As students from Juanita Gardine Elementary School crowded around, he used a special tool to measure the sizes of various shells.
He explained that conch shells may be taken if they are at least 9 inches long with a lip thickness of three-fourths of an inch. And whelks, also called West Indian top snails, must be larger than two and seven sixteenths inches. No corals of any size may be taken, he added.
Coles also said that because of outbreaks of West Nile disease and rabies, new regulations will require permits from both the Agriculture Department and the Fish and Wildlife Division for all wildlife coming into the country. He said importers or owners and transportation agencies can be fined for failure to comply.
The Fish and Wildlife Division also monitors an endangered lizard whose habitat is on Protestant Cay, where Hotel on the Cay sits, he said.
Gardine teacher Claudia Matthews said she brings her classes to the Eco Fair every year and considers it a great teaching tool and learning environment. Wednesday's field trip was "the first visit to the Botanical Gardens for some of them," she said.
Olassee Davis of the UVI Cooperative Extension Service said after leading a class on a walking tour that programs such as the Eco Fair are both educational and fun.
He said that during the tour he had explained the origins of medicine and the medicinal plants of the Caribbean, as well as rope making and other utilization of natural resources. The students chuckled as he spoke of the use of the silk cotton tree for pillow filler and of royal palm fronds for roofing. "People were poor so they became very resourceful," he told them.
The students looked stunned when Davis told them that tamarind tree branch whips had been used for punishment in slavery times. "They used to beat the slaves sometimes 100 times and then place salt in their wounds," he said.
Davis said he will be leading 25 Education Complex students and their chaperones on a four-day Earth Day excursion to St. Thomas, St. John and the British Virgin Islands of Virgin Gorda, Sandy Cay, Green Cay and Jost Van Dyke.
"Our children must learn the importance of what nature means to our lives," Davis said. "Nature can do without us, but we can't do without nature. Rivers and streams are important to power generation in some parts of the world. The windmills provided electricity to the plantations."
On Wednesday, Curtis said, the fair also hosted groups from St. Croix Christian Academy, Manor School, Ricardo Richards Elementary School and AZ Academy. Fifth-and sixth-grade groups will visit on Thursday, and seventh-and eighth-grade groups on Friday, she said.
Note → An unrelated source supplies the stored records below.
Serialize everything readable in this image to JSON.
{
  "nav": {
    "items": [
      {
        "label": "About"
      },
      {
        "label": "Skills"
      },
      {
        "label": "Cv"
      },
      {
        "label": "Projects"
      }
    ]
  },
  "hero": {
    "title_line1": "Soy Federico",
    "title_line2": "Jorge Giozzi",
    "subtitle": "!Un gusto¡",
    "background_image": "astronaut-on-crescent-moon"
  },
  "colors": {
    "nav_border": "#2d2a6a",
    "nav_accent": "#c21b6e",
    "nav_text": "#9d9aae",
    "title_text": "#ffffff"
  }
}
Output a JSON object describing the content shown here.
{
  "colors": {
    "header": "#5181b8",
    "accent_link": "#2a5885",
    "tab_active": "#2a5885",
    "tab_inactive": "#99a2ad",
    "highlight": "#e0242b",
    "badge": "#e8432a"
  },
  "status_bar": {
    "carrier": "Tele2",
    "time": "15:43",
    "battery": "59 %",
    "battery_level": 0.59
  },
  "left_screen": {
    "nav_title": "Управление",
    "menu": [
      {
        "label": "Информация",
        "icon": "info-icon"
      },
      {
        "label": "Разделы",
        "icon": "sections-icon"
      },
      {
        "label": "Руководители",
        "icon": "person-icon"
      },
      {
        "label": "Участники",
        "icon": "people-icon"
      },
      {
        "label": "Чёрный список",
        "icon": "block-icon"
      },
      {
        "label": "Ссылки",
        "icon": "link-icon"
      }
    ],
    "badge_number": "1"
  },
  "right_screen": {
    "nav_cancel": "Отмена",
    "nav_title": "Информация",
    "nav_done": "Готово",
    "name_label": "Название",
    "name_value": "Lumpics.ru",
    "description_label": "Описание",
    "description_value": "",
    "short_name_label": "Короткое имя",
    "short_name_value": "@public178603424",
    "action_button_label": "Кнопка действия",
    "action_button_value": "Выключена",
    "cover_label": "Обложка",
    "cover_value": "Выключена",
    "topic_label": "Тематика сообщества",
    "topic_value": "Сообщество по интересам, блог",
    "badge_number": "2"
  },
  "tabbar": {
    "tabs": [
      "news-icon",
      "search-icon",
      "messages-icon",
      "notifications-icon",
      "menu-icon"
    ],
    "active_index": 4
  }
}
Mike Leavitt, administrator of the U.S. Environmental Protection Agency, said in a message for this year's observances that Earth Day is a time to unite. "The environment knows no boundaries," he said. "We all breathe the same air, drink the same water. We all cause pollution, every one of us. And working together we can find the solutions and effect the changes needed to protect our planet."
U.S. Sen. Gaylord Nelson came up with the idea of Earth Day 1962. Reflecting back later, he said that "Earth Day worked because of the spontaneous response at the grass-roots level."